Não consigo imaginar o que é sentir uma dor dessas junto ao medo de morrer. Foi muito triste ver o desespero no chamado dela, que dizia: eu vou morrer criança! Marcela Tenorio Barros
O susto foi grande e, felizmente, não era uma espécie venenosa.
O que fazer em caso de acidentes com lagartas
Ao ser queimado por uma lagarta, que são chamadas popularmente também de taturana, marandová, mandorová, mondrová, ruga, oruga e bicho-peludo, a pessoa deve lavar o local com água fria em abundância na tentativa de remover as espículas que estão na superfície da pele.
Outras dicas que podem ajudar:
Compressas geladas ajudam a aliviar a dor
Não aplicar qualquer outra substância no local
Não fazer curativos nem torniquetes
Pomadas devem ser utilizadas somente sob orientação médica
Em caso de acidente por lagarta ou outros animais peçonhentos, recomenda-se procurar o serviço médico mais próximo, para avaliação do caso e da necessidade de tratamento.
"O serviço médico pode nos contatar por telefone para orientações na condução do caso e na identificação do animal. É possível também dirigir-se ao Hospital Vital Brazil, que funciona 24 horas por dia, 7 dias por semana", indica a infectologista.
Orientações às crianças
Instruir para que não se aproximem nem toquem em animais que não conheçam
Prestar atenção nos detalhes em ambientes naturais, já que os animais se camuflam
Ensinar a pedir auxílio a adultos ao sentir desconforto
Conheça as principais famílias de largartas
O acidente da Gabriela foi provocado pela Megalopyge albicollis, mais conhecida como lagarta-de-fogo, que pertence à família das Megalopygidae, que juntamente com as Saturniidae, Limacodidae e Arctiidae são as mais comuns no Brasil, com diversas espécies causadoras de queimaduras que, por conterem toxinas, são consideradas de importância médica.
Os exemplares da Megalopygidae englobam as chamadas cabeludas, e apresentam longos e sedosos pelos inofensivos que escondem cerdas pontiagudas.
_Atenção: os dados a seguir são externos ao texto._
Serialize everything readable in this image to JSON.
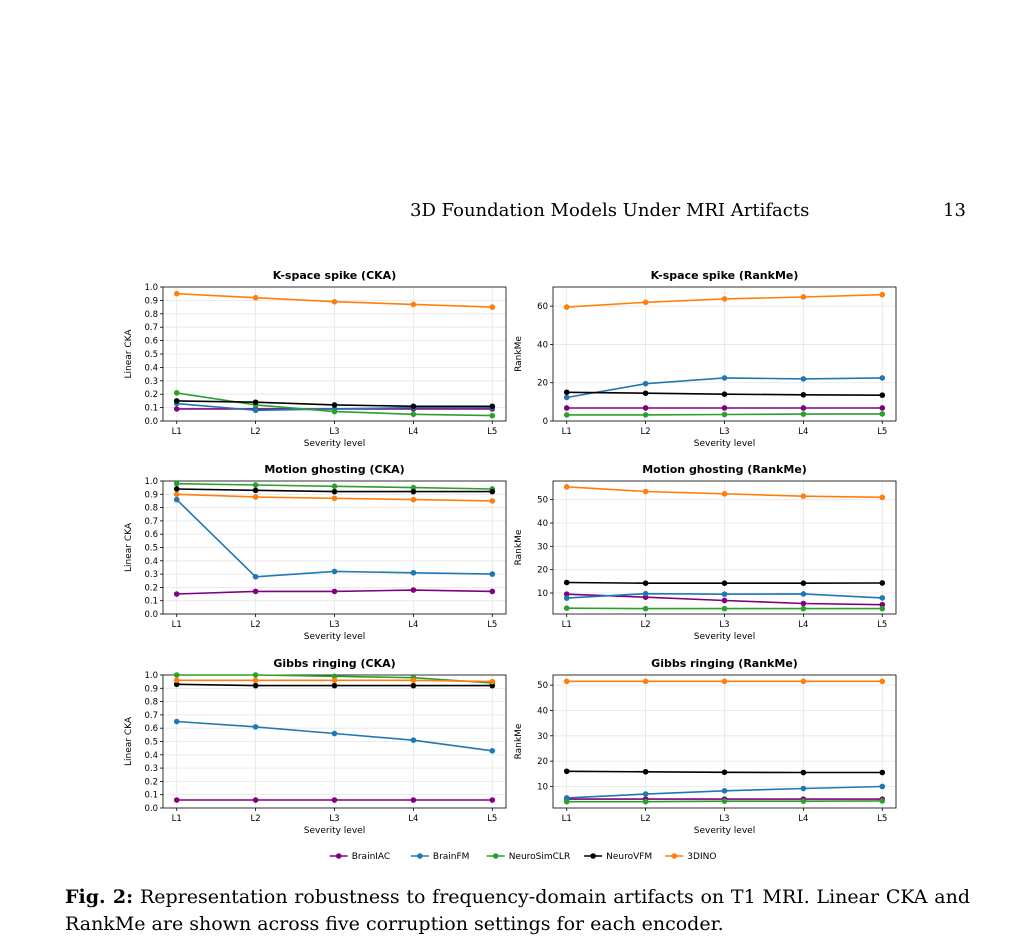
{
  "header": {
    "running_title": "3D Foundation Models Under MRI Artifacts",
    "page_number": "13"
  },
  "caption": {
    "label": "Fig. 2:",
    "text": "Representation robustness to frequency-domain artifacts on T1 MRI. Linear CKA and RankMe are shown across five corruption settings for each encoder."
  },
  "legend": {
    "placement": "bottom-center",
    "entries": [
      "BrainIAC",
      "BrainFM",
      "NeuroSimCLR",
      "NeuroVFM",
      "3DINO"
    ]
  },
  "colors": {
    "BrainIAC": "#800080",
    "BrainFM": "#1f77b4",
    "NeuroSimCLR": "#2ca02c",
    "NeuroVFM": "#000000",
    "3DINO": "#ff7f0e",
    "grid": "#e6e6e6"
  },
  "chart_data": [
    {
      "type": "line",
      "title": "K-space spike (CKA)",
      "xlabel": "Severity level",
      "ylabel": "Linear CKA",
      "categories": [
        "L1",
        "L2",
        "L3",
        "L4",
        "L5"
      ],
      "ylim": [
        0,
        1.0
      ],
      "yticks": [
        0.0,
        0.1,
        0.2,
        0.3,
        0.4,
        0.5,
        0.6,
        0.7,
        0.8,
        0.9,
        1.0
      ],
      "ytick_labels": [
        "0.0",
        "0.1",
        "0.2",
        "0.3",
        "0.4",
        "0.5",
        "0.6",
        "0.7",
        "0.8",
        "0.9",
        "1.0"
      ],
      "grid": true,
      "series": [
        {
          "name": "BrainIAC",
          "values": [
            0.09,
            0.09,
            0.09,
            0.09,
            0.09
          ]
        },
        {
          "name": "BrainFM",
          "values": [
            0.13,
            0.08,
            0.09,
            0.1,
            0.1
          ]
        },
        {
          "name": "NeuroSimCLR",
          "values": [
            0.21,
            0.12,
            0.07,
            0.05,
            0.04
          ]
        },
        {
          "name": "NeuroVFM",
          "values": [
            0.15,
            0.14,
            0.12,
            0.11,
            0.11
          ]
        },
        {
          "name": "3DINO",
          "values": [
            0.95,
            0.92,
            0.89,
            0.87,
            0.85
          ]
        }
      ]
    },
    {
      "type": "line",
      "title": "K-space spike (RankMe)",
      "xlabel": "Severity level",
      "ylabel": "RankMe",
      "categories": [
        "L1",
        "L2",
        "L3",
        "L4",
        "L5"
      ],
      "ylim": [
        0,
        70
      ],
      "yticks": [
        0,
        20,
        40,
        60
      ],
      "ytick_labels": [
        "0",
        "20",
        "40",
        "60"
      ],
      "grid": true,
      "series": [
        {
          "name": "BrainIAC",
          "values": [
            6.8,
            6.8,
            6.8,
            6.8,
            6.8
          ]
        },
        {
          "name": "BrainFM",
          "values": [
            12.3,
            19.5,
            22.5,
            22.0,
            22.5
          ]
        },
        {
          "name": "NeuroSimCLR",
          "values": [
            3.2,
            3.2,
            3.4,
            3.6,
            3.7
          ]
        },
        {
          "name": "NeuroVFM",
          "values": [
            15.0,
            14.5,
            14.0,
            13.7,
            13.5
          ]
        },
        {
          "name": "3DINO",
          "values": [
            59.5,
            62.0,
            63.8,
            64.8,
            66.0
          ]
        }
      ]
    },
    {
      "type": "line",
      "title": "Motion ghosting (CKA)",
      "xlabel": "Severity level",
      "ylabel": "Linear CKA",
      "categories": [
        "L1",
        "L2",
        "L3",
        "L4",
        "L5"
      ],
      "ylim": [
        0,
        1.0
      ],
      "yticks": [
        0.0,
        0.1,
        0.2,
        0.3,
        0.4,
        0.5,
        0.6,
        0.7,
        0.8,
        0.9,
        1.0
      ],
      "ytick_labels": [
        "0.0",
        "0.1",
        "0.2",
        "0.3",
        "0.4",
        "0.5",
        "0.6",
        "0.7",
        "0.8",
        "0.9",
        "1.0"
      ],
      "grid": true,
      "series": [
        {
          "name": "BrainIAC",
          "values": [
            0.15,
            0.17,
            0.17,
            0.18,
            0.17
          ]
        },
        {
          "name": "BrainFM",
          "values": [
            0.86,
            0.28,
            0.32,
            0.31,
            0.3
          ]
        },
        {
          "name": "NeuroSimCLR",
          "values": [
            0.98,
            0.97,
            0.96,
            0.95,
            0.94
          ]
        },
        {
          "name": "NeuroVFM",
          "values": [
            0.94,
            0.93,
            0.92,
            0.92,
            0.92
          ]
        },
        {
          "name": "3DINO",
          "values": [
            0.9,
            0.88,
            0.87,
            0.86,
            0.85
          ]
        }
      ]
    },
    {
      "type": "line",
      "title": "Motion ghosting (RankMe)",
      "xlabel": "Severity level",
      "ylabel": "RankMe",
      "categories": [
        "L1",
        "L2",
        "L3",
        "L4",
        "L5"
      ],
      "ylim": [
        1,
        58
      ],
      "yticks": [
        10,
        20,
        30,
        40,
        50
      ],
      "ytick_labels": [
        "10",
        "20",
        "30",
        "40",
        "50"
      ],
      "grid": true,
      "series": [
        {
          "name": "BrainIAC",
          "values": [
            9.5,
            8.2,
            6.8,
            5.5,
            5.0
          ]
        },
        {
          "name": "BrainFM",
          "values": [
            7.8,
            9.7,
            9.5,
            9.6,
            7.9
          ]
        },
        {
          "name": "NeuroSimCLR",
          "values": [
            3.5,
            3.3,
            3.3,
            3.3,
            3.3
          ]
        },
        {
          "name": "NeuroVFM",
          "values": [
            14.5,
            14.2,
            14.2,
            14.2,
            14.3
          ]
        },
        {
          "name": "3DINO",
          "values": [
            55.5,
            53.5,
            52.5,
            51.5,
            51.0
          ]
        }
      ]
    },
    {
      "type": "line",
      "title": "Gibbs ringing (CKA)",
      "xlabel": "Severity level",
      "ylabel": "Linear CKA",
      "categories": [
        "L1",
        "L2",
        "L3",
        "L4",
        "L5"
      ],
      "ylim": [
        0,
        1.0
      ],
      "yticks": [
        0.0,
        0.1,
        0.2,
        0.3,
        0.4,
        0.5,
        0.6,
        0.7,
        0.8,
        0.9,
        1.0
      ],
      "ytick_labels": [
        "0.0",
        "0.1",
        "0.2",
        "0.3",
        "0.4",
        "0.5",
        "0.6",
        "0.7",
        "0.8",
        "0.9",
        "1.0"
      ],
      "grid": true,
      "series": [
        {
          "name": "BrainIAC",
          "values": [
            0.06,
            0.06,
            0.06,
            0.06,
            0.06
          ]
        },
        {
          "name": "BrainFM",
          "values": [
            0.65,
            0.61,
            0.56,
            0.51,
            0.43
          ]
        },
        {
          "name": "NeuroSimCLR",
          "values": [
            1.0,
            1.0,
            0.99,
            0.98,
            0.94
          ]
        },
        {
          "name": "NeuroVFM",
          "values": [
            0.93,
            0.92,
            0.92,
            0.92,
            0.92
          ]
        },
        {
          "name": "3DINO",
          "values": [
            0.96,
            0.96,
            0.96,
            0.96,
            0.95
          ]
        }
      ]
    },
    {
      "type": "line",
      "title": "Gibbs ringing (RankMe)",
      "xlabel": "Severity level",
      "ylabel": "RankMe",
      "categories": [
        "L1",
        "L2",
        "L3",
        "L4",
        "L5"
      ],
      "ylim": [
        1.5,
        54
      ],
      "yticks": [
        10,
        20,
        30,
        40,
        50
      ],
      "ytick_labels": [
        "10",
        "20",
        "30",
        "40",
        "50"
      ],
      "grid": true,
      "series": [
        {
          "name": "BrainIAC",
          "values": [
            5.0,
            5.0,
            5.0,
            5.0,
            5.0
          ]
        },
        {
          "name": "BrainFM",
          "values": [
            5.5,
            7.0,
            8.3,
            9.2,
            10.0
          ]
        },
        {
          "name": "NeuroSimCLR",
          "values": [
            4.0,
            4.0,
            4.2,
            4.2,
            4.3
          ]
        },
        {
          "name": "NeuroVFM",
          "values": [
            16.0,
            15.8,
            15.6,
            15.5,
            15.5
          ]
        },
        {
          "name": "3DINO",
          "values": [
            51.5,
            51.5,
            51.5,
            51.5,
            51.5
          ]
        }
      ]
    }
  ]
}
A lagarta-cachorrinho também é desta família.
Das mais perigosas. "Até o momento, a lagarta do gênero Lonomia, da família Saturniidae —que compreende as espinhudas—, é a responsável por envenenamento sistêmico, que resulta em um distúrbio de coagulação e deixa o paciente propenso a hemorragias, enquanto as demais provocam apenas reação local", explica Piorelli.
A Lonomia possui cerdas semelhantes a espinhos de cactos ou ramos de alecrim, vivem em bandos, aglomeradas no tronco de árvores frutíferas e descem para as partes mais baixas do tronco antes de se tornarem pupas para então virarem mariposas.
Na região Sul, são comuns nos meses de novembro e dezembro. No Sudeste, de janeiro a abril, e no Norte, aparecem o ano inteiro. Em caso de acidentes, é necessário tratar com soro antilonômico, produzido pelo Butantan.